O som cadenciado do inhambu-açu. O arrulho suave do juriti, do jacu, do curiango. O som ligeiramente rouco da zabelê. O piado agudo do bem-te-vi, como se recitasse seu próprio nome. O sussurro da coruja. O chilreado do tucano. O grasnado alternadamente suave e forte do jacu-açu e do jacu-pemba. O chororocado do macuco. Tantos sons, e tão diferentes entre si - como são diferentes as plumagens, as cores e as combinações entre elas, os formatos de corpo, os hábitos e os jeitos de ser das aves que os emitem.

Se, em tempos de progressivo afastamento do ambiente natural, é difícil para a maioria de nós embrenhar-se nas matas para ouvi-los, ao menos podemos trazer esses sons para perto de nós. É um artefato feito pelo homem que nos propicia esse re-encontro com a natureza: os pios, instrumentos que, ao serem soprados, imitam os sons de aves.

Há exatos 101 anos uma pequena fábrica em Cachoeiro do Itapemirim, no interior do Espírito Santo, se dedica a esse paciente labor. Ali, mãos hábeis esculpem com preciosismo a madeira para aos poucos extrair dela o exato tom, em 36 modelos que permitem reproduzir o som de mais de uma centena de animais.
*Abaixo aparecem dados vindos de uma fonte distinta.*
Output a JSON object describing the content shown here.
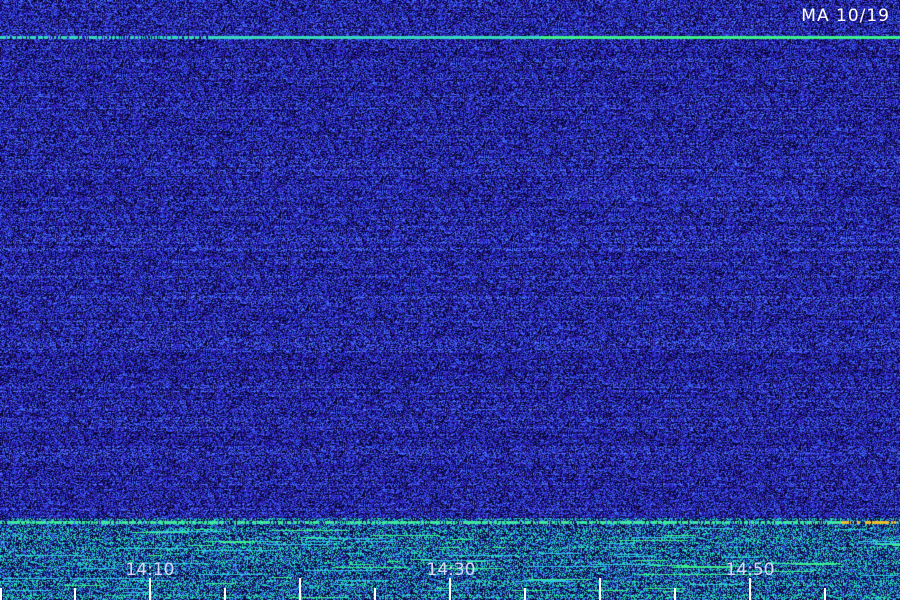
{
  "header": {
    "station_date": "MA 10/19"
  },
  "time_axis": {
    "labels": [
      "14:10",
      "14:30",
      "14:50"
    ]
  },
  "colors": {
    "background": "#0a0630",
    "noise": "#3a2ee0",
    "strong_signal": "#2ee8a0",
    "label_text": "#ffffff",
    "amber_marker": "#e8c030"
  }
}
A fábrica sobrevive hoje quase intacta, no mesmo lugar onde foi criada em 1903 por Maurílio Coelho, um capixaba nascido em 1868 na fazenda da Saudade, em Muqui, que desde cedo revela pendores criativos. Ao se casar, muda-se para Alegre, onde contraria o destino de fazendeiros, tradicional em sua família, e abre uma marcenaria. O gosto pelas engenhocas e a fama de inventor rendem em 1902 o convite para ir morar na ilha da Boa Esperança, em Cachoeiro do Itapemirim, naquele momento a maior cidade do Espírito Santo, e que então se preparava para ser a primeira cidade do Estado e a décima do país a ter energia elétrica.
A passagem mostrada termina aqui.